Se i mercati vacillano, per salvare la produzione e l’immagine bisogna puntare sulla qualità : meno pezzi, ma di pregio. Ferro racconta del coinvolgimento di artisti internazionali come nuova fonte di rivitalizzazione. Così, l’isola potrebbe diventare vetrina mondiale. La sua azienda — spiega — ha già  prodotto alcune opere su disegno e commissione di artisti americani e cinesi, poi esposte in importanti gallerie. Forse è un sogno: Murano, laboratorio contemporaneo di cultura artistica. Attraverso progetti seri, credibili. «Sono d’accordo — afferma Giorgio Orsoni, sindaco di Venezia, ricordando un’iniziativa da lui promossa, una decina di anni fa, quand’era assessore —. Su richiesta del governo di Danimarca, il comune cedette un’ala di un edificio in disuso, individuato sull’isola di San Michele, di fronte a Murano. I danesi si occuparono dei restauri e lì furono accolti gli artisti di quel Paese. Qualche cosa di analogo può essere recepito nel nostro progetto (ospitalità  per artisti e studiosi del vetro), finalizzato alla rinascita complessiva dell’isola». 
Perplessità  del sindaco, invece, sull’ipotesi di invocare la tutela Unesco per salvare le vetrerie di Murano: «Più che una buona idea questa mi sembra demagogia — dice Orsoni —. Mi rendo conto che il settore va sostenuto, per farlo uscire dalla crisi che si aggrava progressivamente. Ma le proposte devono avere un senso. Tra l’altro, Venezia è già  Patrimonio dell’umanità ». Orsoni ha ragione, anche se l’invocazione dell’ombrello Unesco per Murano, come patrimonio artistico/culturale da proteggere, arriva dal sindacato (nella fattispecie la Cisl, scrive il Sole 24 Ore di ieri), che lancia l’allarme sempre più forte, cercando una soluzione ai problemi, endemici, della storica isola della Laguna. 

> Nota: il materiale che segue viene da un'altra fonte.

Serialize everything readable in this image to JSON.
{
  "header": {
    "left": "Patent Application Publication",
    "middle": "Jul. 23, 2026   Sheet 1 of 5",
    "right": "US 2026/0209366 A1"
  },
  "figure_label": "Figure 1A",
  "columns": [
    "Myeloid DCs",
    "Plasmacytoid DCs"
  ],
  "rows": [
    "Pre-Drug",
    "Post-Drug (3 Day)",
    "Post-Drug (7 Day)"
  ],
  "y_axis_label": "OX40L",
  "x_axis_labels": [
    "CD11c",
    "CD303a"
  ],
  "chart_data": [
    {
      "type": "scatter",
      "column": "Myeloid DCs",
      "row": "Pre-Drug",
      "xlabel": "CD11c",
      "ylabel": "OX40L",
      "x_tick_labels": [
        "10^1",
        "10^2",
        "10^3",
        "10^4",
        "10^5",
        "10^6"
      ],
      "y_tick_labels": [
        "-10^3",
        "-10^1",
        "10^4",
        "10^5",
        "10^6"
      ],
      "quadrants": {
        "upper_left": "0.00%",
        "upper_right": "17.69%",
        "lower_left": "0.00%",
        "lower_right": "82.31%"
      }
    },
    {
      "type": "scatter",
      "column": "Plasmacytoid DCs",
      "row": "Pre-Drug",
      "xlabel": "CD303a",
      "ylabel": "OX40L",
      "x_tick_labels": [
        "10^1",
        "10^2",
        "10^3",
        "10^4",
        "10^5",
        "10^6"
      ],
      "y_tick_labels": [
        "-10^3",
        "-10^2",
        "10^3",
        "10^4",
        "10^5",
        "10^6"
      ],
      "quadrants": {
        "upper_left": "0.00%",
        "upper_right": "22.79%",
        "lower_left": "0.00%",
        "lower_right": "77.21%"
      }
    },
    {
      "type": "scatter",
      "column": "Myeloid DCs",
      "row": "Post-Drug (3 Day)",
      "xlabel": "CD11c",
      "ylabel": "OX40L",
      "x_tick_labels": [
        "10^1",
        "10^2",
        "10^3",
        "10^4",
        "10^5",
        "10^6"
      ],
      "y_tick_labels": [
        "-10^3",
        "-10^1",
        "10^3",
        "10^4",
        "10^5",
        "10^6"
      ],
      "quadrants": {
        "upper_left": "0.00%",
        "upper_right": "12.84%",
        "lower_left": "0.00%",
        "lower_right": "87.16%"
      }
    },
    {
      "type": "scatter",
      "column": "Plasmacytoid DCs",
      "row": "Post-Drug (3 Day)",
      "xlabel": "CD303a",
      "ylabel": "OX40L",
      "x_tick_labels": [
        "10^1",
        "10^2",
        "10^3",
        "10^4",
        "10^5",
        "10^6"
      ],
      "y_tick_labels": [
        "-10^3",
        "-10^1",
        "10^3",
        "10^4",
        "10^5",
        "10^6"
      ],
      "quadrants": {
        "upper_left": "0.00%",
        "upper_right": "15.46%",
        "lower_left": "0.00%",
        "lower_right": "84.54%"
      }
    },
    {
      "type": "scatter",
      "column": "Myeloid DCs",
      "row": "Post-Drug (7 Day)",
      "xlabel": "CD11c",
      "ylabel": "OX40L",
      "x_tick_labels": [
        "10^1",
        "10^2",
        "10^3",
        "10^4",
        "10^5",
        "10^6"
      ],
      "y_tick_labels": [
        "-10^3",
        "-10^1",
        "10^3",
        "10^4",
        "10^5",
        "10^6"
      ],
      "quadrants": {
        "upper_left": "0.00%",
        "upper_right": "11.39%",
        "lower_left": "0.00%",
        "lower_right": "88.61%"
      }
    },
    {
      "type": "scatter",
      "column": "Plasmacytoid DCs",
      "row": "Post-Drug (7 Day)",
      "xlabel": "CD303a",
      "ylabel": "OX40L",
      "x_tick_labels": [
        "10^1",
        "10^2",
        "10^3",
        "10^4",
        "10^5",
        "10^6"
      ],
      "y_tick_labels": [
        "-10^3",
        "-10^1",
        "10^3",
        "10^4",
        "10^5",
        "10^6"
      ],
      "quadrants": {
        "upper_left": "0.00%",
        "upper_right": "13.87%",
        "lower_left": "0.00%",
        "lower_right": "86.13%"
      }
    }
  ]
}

Il piano della giunta Orsoni, presentato qualche mese fa, mette al centro, ovviamente, l’attività  del vetro e il rilancio del Marchio Murano, introdotto dalla Regione nel 1966. «Al valore del marchio i vetrai non hanno mai creduto fino in fondo — avverte il sindaco —. Inoltre, dovrebbero consorziarsi seriamente per abbattere i costi». Troppo elevati: per smaltire i rifiuti (speciali), per l’approvvigionamento del gas, per i trasporti. «Il comune farà  la sua parte», promette. Così come è stata individuata una zona di «espansione produttiva», attrezzata: a Murano e non a Porto Marghera, secondo la proposta provocatoria, fatta qualche tempo fa. «I capannoni in terraferma sarebbero più funzionali, ma verrebbe penalizzata la denominazione», nota Orsoni, chiamando in causa il nodo cruciale delle comunicazioni. Risolvibile alla radice con un altro progetto: la metropolitana sublagunare, sul cui tracciato c’è Murano. La rinascita dell’isola del vetro, infine, passa attraverso lo sviluppo dell’edilizia residenziale. «Case per gli abitanti (in fuga) e qualche albergo», annuncia il primo cittadino. Ma c’è chi teme un’altra piccola Disneyland nella Venezia già  assaltata dai turisti.